Ce familier inconnu : le Pic noir

Nos montagnes sont habitées par beaucoup d’animaux remarquables. Parmi eux, un oiseau mérite de nombreux superlatifs pour qualifier sa beauté et sa force : le Pic noir ! Mais quel est donc cet oiseau ?

Tout le monde connait le « Pivert », ce nom plutôt commun que l’on attribue à ces oiseaux, dotés d’un long bec pointu, qui passent leur temps à grimper le long des troncs d’arbres. En réalité, le Pivert, de son vrai nom le « Pic vert », n’est que l’une des 5 espèces de pics que l’on peut rencontrer communément dans nos montagnes ou nos plaines. Dans cette famille, un oiseau ne peut laisser un observateur indifférent. Dryocopus martius, appelé le Pic noir, est le plus grand Pic d’Europe et l’un des plus grands du monde. Sa taille est proche de celle d’un corbeau, même s’il est bien plus élancé et moins ventru que ce dernier. Il habite communément nos montagnes, qui constituent son habitat d’origine, mais s’est bien répandu en plaine également depuis plusieurs dizaines d’années. Il habite les forêts matures dotées de grands arbres, hêtraies et hêtraies-sapinières le plus souvent.


Pic noir mâle, reconnaissable à sa crête rouge étendue sur toute la longueur de sa tête.
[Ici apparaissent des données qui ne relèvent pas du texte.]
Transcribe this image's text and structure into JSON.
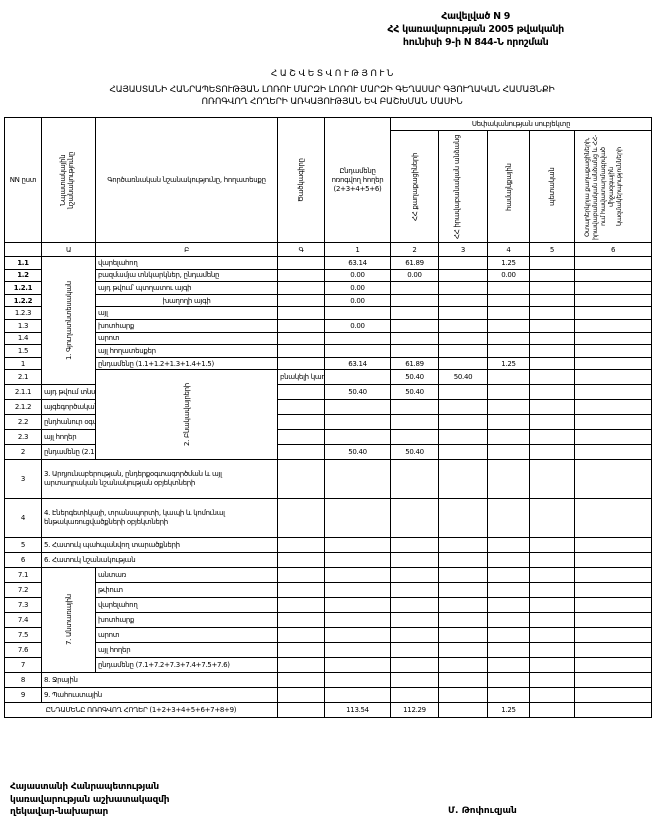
{
  "header": {
    "line1": "Հավելված N 9",
    "line2": "ՀՀ կառավարության 2005 թվականի",
    "line3": "հունիսի 9-ի N 844-Ն որոշման"
  },
  "title": {
    "main": "Հ Ա Շ Վ Ե Տ Վ Ո Ւ Թ Յ Ո Ւ Ն",
    "sub1": "ՀԱՅԱՍՏԱՆԻ ՀԱՆՐԱՊԵՏՈՒԹՅԱՆ ԼՈՌՈՒ ՄԱՐԶԻ ԼՈՌՈՒ ՄԱՐԶԻ ԳԵՂԱՍԱՐ ԳՅՈՒՂԱԿԱՆ ՀԱՄԱՅՆՔԻ",
    "sub2": "ՈՌՈԳՎՈՂ ՀՈՂԵՐԻ ԱՌԿԱՅՈՒԹՅԱՆ ԵՎ ԲԱՇԽՄԱՆ ՄԱՍԻՆ"
  },
  "columns": {
    "nn": "NN ըստ",
    "purpose": "Նպատակային նշանակությունը",
    "function": "Գործառնական նշանակությունը, հողատեսքը",
    "code": "Ծածկագիրը",
    "total": "Ընդամենը ոռոգվող հողեր (2+3+4+5+6)",
    "owners_group": "Սեփականության սուբյեկտը",
    "owners": [
      "ՀՀ քաղաքացիների",
      "ՀՀ իրավաբանական անձանց",
      "համայնքային",
      "պետական",
      "Օտարերկրյա քաղաքացիների, իրավաբանական անձանց և ՀՀ-ում հավատարմագրված միջազգային կազմակերպությունների"
    ],
    "index": [
      "",
      "Ա",
      "Բ",
      "Գ",
      "1",
      "2",
      "3",
      "4",
      "5",
      "6"
    ]
  },
  "rows": [
    {
      "nn": "1.1",
      "group": "1. Գյուղատնտեսական",
      "rowspan": 10,
      "label": "վարելահող",
      "v": [
        "63.14",
        "61.89",
        "",
        "1.25",
        "",
        ""
      ]
    },
    {
      "nn": "1.2",
      "label": "բազմամյա տնկարկներ, ընդամենը",
      "v": [
        "0.00",
        "0.00",
        "",
        "0.00",
        "",
        ""
      ]
    },
    {
      "nn": "1.2.1",
      "label": "այդ թվում՝          պտղատու այգի",
      "v": [
        "0.00",
        "",
        "",
        "",
        "",
        ""
      ]
    },
    {
      "nn": "1.2.2",
      "label": "խաղողի այգի",
      "indent": true,
      "v": [
        "0.00",
        "",
        "",
        "",
        "",
        ""
      ]
    },
    {
      "nn": "1.2.3",
      "label": "այլ",
      "v": [
        "",
        "",
        "",
        "",
        "",
        ""
      ]
    },
    {
      "nn": "1.3",
      "label": "խոտհարք",
      "v": [
        "0.00",
        "",
        "",
        "",
        "",
        ""
      ]
    },
    {
      "nn": "1.4",
      "label": "արոտ",
      "v": [
        "",
        "",
        "",
        "",
        "",
        ""
      ]
    },
    {
      "nn": "1.5",
      "label": "այլ հողատեսքեր",
      "v": [
        "",
        "",
        "",
        "",
        "",
        ""
      ]
    },
    {
      "nn": "1",
      "label": "ընդամենը (1.1+1.2+1.3+1.4+1.5)",
      "v": [
        "63.14",
        "61.89",
        "",
        "1.25",
        "",
        ""
      ]
    },
    {
      "nn": "2.1",
      "group": "2. Բնակավայրերի",
      "rowspan": 6,
      "label": "բնակելի կառուցապատման",
      "v": [
        "50.40",
        "50.40",
        "",
        "",
        "",
        ""
      ]
    },
    {
      "nn": "2.1.1",
      "label": "այդ թվում տնամերձ հողեր",
      "v": [
        "50.40",
        "50.40",
        "",
        "",
        "",
        ""
      ]
    },
    {
      "nn": "2.1.2",
      "label": "այգեգործական (ամառանոցային)",
      "v": [
        "",
        "",
        "",
        "",
        "",
        ""
      ]
    },
    {
      "nn": "2.2",
      "label": "ընդհանուր օգտագործման",
      "v": [
        "",
        "",
        "",
        "",
        "",
        ""
      ]
    },
    {
      "nn": "2.3",
      "label": "այլ հողեր",
      "v": [
        "",
        "",
        "",
        "",
        "",
        ""
      ]
    },
    {
      "nn": "2",
      "label": "ընդամենը (2.1+2.2+2.3)",
      "v": [
        "50.40",
        "50.40",
        "",
        "",
        "",
        ""
      ]
    },
    {
      "nn": "3",
      "span": true,
      "tall": true,
      "label": "3. Արդյունաբերության, ընդերքօգտագործման և այլ արտադրական նշանակության օբյեկտների",
      "v": [
        "",
        "",
        "",
        "",
        "",
        ""
      ]
    },
    {
      "nn": "4",
      "span": true,
      "tall": true,
      "label": "4. Էներգետիկայի, տրանսպորտի, կապի և կոմունալ ենթակառուցվածքների օբյեկտների",
      "v": [
        "",
        "",
        "",
        "",
        "",
        ""
      ]
    },
    {
      "nn": "5",
      "span": true,
      "label": "5. Հատուկ պահպանվող տարածքների",
      "v": [
        "",
        "",
        "",
        "",
        "",
        ""
      ]
    },
    {
      "nn": "6",
      "span": true,
      "label": "6. Հատուկ նշանակության",
      "v": [
        "",
        "",
        "",
        "",
        "",
        ""
      ]
    },
    {
      "nn": "7.1",
      "group": "7. Անտառային",
      "rowspan": 7,
      "label": "անտառ",
      "v": [
        "",
        "",
        "",
        "",
        "",
        ""
      ]
    },
    {
      "nn": "7.2",
      "label": "թփուտ",
      "v": [
        "",
        "",
        "",
        "",
        "",
        ""
      ]
    },
    {
      "nn": "7.3",
      "label": "վարելահող",
      "v": [
        "",
        "",
        "",
        "",
        "",
        ""
      ]
    },
    {
      "nn": "7.4",
      "label": "խոտհարք",
      "v": [
        "",
        "",
        "",
        "",
        "",
        ""
      ]
    },
    {
      "nn": "7.5",
      "label": "արոտ",
      "v": [
        "",
        "",
        "",
        "",
        "",
        ""
      ]
    },
    {
      "nn": "7.6",
      "label": "այլ հողեր",
      "v": [
        "",
        "",
        "",
        "",
        "",
        ""
      ]
    },
    {
      "nn": "7",
      "label": "ընդամենը (7.1+7.2+7.3+7.4+7.5+7.6)",
      "v": [
        "",
        "",
        "",
        "",
        "",
        ""
      ]
    },
    {
      "nn": "8",
      "span": true,
      "label": "8. Ջրային",
      "v": [
        "",
        "",
        "",
        "",
        "",
        ""
      ]
    },
    {
      "nn": "9",
      "span": true,
      "label": "9. Պահուստային",
      "v": [
        "",
        "",
        "",
        "",
        "",
        ""
      ]
    },
    {
      "total": true,
      "label": "ԸՆԴԱՄԵՆԸ ՈՌՈԳՎՈՂ ՀՈՂԵՐ (1+2+3+4+5+6+7+8+9)",
      "v": [
        "113.54",
        "112.29",
        "",
        "1.25",
        "",
        ""
      ]
    }
  ],
  "footer": {
    "line1": "Հայաստանի Հանրապետության",
    "line2": "կառավարության աշխատակազմի",
    "line3": "ղեկավար-նախարար",
    "signatory": "Մ. Թոփուզյան"
  }
}
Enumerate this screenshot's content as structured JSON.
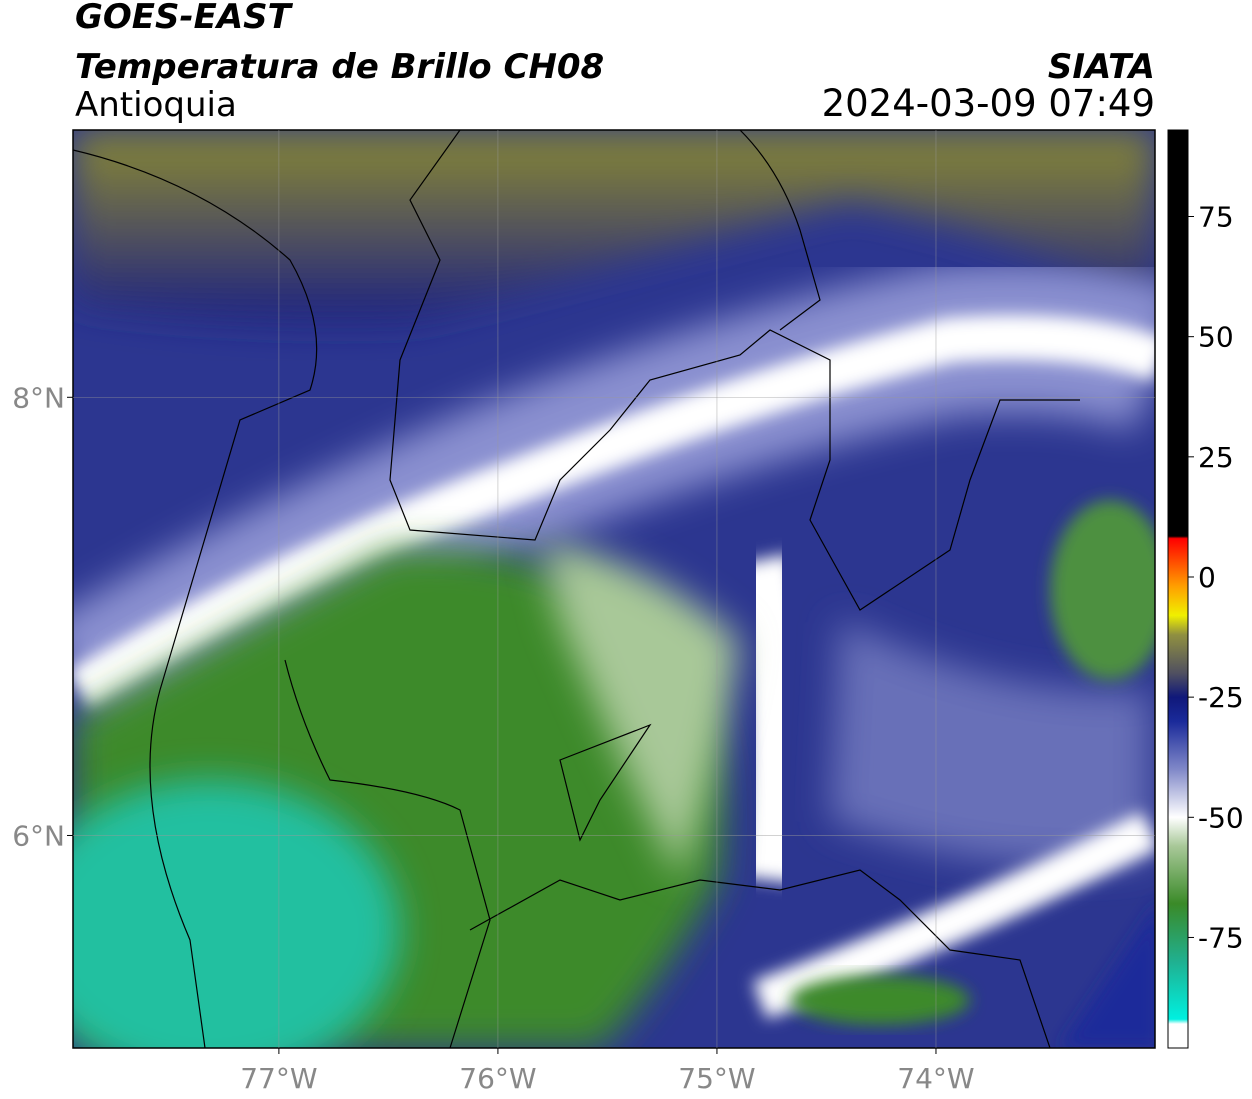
{
  "header": {
    "title": "GOES-EAST",
    "subtitle": "Temperatura de Brillo CH08",
    "region": "Antioquia",
    "source": "SIATA",
    "datetime": "2024-03-09 07:49"
  },
  "map": {
    "xlim": [
      -77.94,
      -73.0
    ],
    "ylim": [
      5.03,
      9.22
    ],
    "xticks": [
      {
        "value": -77,
        "label": "77°W"
      },
      {
        "value": -76,
        "label": "76°W"
      },
      {
        "value": -75,
        "label": "75°W"
      },
      {
        "value": -74,
        "label": "74°W"
      }
    ],
    "yticks": [
      {
        "value": 8,
        "label": "8°N"
      },
      {
        "value": 6,
        "label": "6°N"
      }
    ],
    "grid": true
  },
  "colorbar": {
    "lim": [
      -98,
      93
    ],
    "ticks": [
      75,
      50,
      25,
      0,
      -25,
      -50,
      -75
    ],
    "stops": [
      {
        "value": -98,
        "color": "#ffffff"
      },
      {
        "value": -93,
        "color": "#ffffff"
      },
      {
        "value": -92,
        "color": "#00f0e0"
      },
      {
        "value": -80,
        "color": "#20b090"
      },
      {
        "value": -68,
        "color": "#3a8a28"
      },
      {
        "value": -56,
        "color": "#a8c898"
      },
      {
        "value": -50,
        "color": "#ffffff"
      },
      {
        "value": -40,
        "color": "#8088c8"
      },
      {
        "value": -30,
        "color": "#1a2a9a"
      },
      {
        "value": -25,
        "color": "#10187a"
      },
      {
        "value": -20,
        "color": "#505060"
      },
      {
        "value": -12,
        "color": "#909040"
      },
      {
        "value": -8,
        "color": "#f0f000"
      },
      {
        "value": -2,
        "color": "#ffa000"
      },
      {
        "value": 4,
        "color": "#ff4000"
      },
      {
        "value": 8,
        "color": "#ff0000"
      },
      {
        "value": 8.5,
        "color": "#000000"
      },
      {
        "value": 93,
        "color": "#000000"
      }
    ]
  }
}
Photo: J.C. Delattre

Les pics passent leur temps à mettre des coups de bec dans les troncs d’arbre ou les branches. Mais pourquoi donc ? En réalité, pour plusieurs raisons. Au quotidien, les pics creusent dans le bois mort pour trouver leur nourriture constituée en partie d’insectes « xylophages », c’est à dire qui se nourrissent dans le bois mort. Grâce à leur longue langue à l’extrémité gluante, ils attrapent facilement les petits insectes au fond de leur galerie. Ensuite, les pics tapent aussi sur les troncs pour indiquer autour d’eux, qu’ici, c’est chez eux. En effet, alors que la plupart des oiseaux chantent pour marquer leur territoire au printemps, les pics préfèrent se manifester d’une autre façon. Prenez un bon morceau de bois creux qui résonne bien, et envoyez une rafale de mitraillette dessus avec le bec. Vous obtenez un tambourinage de pic ! Vous avez certainement déjà entendu des tambourinages à la fin de l’hiver et au printemps. Ils sont en général l’œuvre du petit pic épeiche, l’espèce la plus commune chez nous. Les pics ne creusent ainsi aucunement dans le bois à ce moment, ils s’évertuent simplement à faire du bruit ! Et à ce jeu-là, notre pic noir est imbattable. Ses tambourinages sont d’une puissance inouïe. Beaucoup plus longs que celui du pic épeiche, et d’une fréquence beaucoup plus faible, ils ne peuvent être confondus et résonnent à tel point qu’ils restent audibles à une distance de 2 km. La littérature rapporte même un record à plus de 3 km !

En période de reproduction, le bec des pics, qui pousse en permanence pour compenser une usure inévitable, devient enfin un outil de forage pour la loge de reproduction. En effet, les pics pondent leurs œufs et élèvent leurs jeunes dans un trou creusé au cœur d’un tronc d’arbre. Le pic noir, du fait de sa taille et de sa puissance, est le seul à pouvoir creuser dans du bois sain, et il ne choisit pas le plus tendre. Sa préférence va au hêtre, mais un chêne ne lui fait pas peur. L’entrée de la loge, caractéristique de l’espèce, est un trou ovale d’environ 10 centimètres de diamètre. A l’intérieur du tronc, l’entrée donne dans une chambre qui peut atteindre 30 cm de diamètre ! Attention à ne pas traverser toute l’épaisseur du tronc lors du forage, sinon l’arbre se retrouve coupé en deux ! Cela arrive de temps en temps, parait-il…


Pic noir femelle au bord de sa loge de reproduction. Sa crête rouge est limité à l’arrière de la tête. Photo: J.C. Delattre

Il est important de signaler que le Pic noir joue un rôle essentiel, car ces loges qu’il crée servent par la suite de gite et de site de reproduction à d’autres espèces, comme la Martre des pins, ou encore la rarissime Chouette de Tengmalm, une petite chouette de montagne dont la présence est conditionnée par celle de notre oiseau !

Un couple de pics noirs élève en moyenne 3 jeunes par année. Les poussins atteignent leur taille adulte en à peine plus de 3 semaines, ce qui est remarquable pour un oiseau de cette taille. Une fois le moment venu, les parents incitent les jeunes à prendre leur envol depuis la loge de reproduction qui peut être située à plus de 10 mètres du sol. Une fois sortis de l’arbre qui les a vu naître, les jeunes n’y reviendront plus et seront nourris encore quelques temps par leurs parents dans un coin secret de la forêt. Ils viendront habiter nos montagnes à leur tour, et peut-être un jour croiser votre regard admiratif.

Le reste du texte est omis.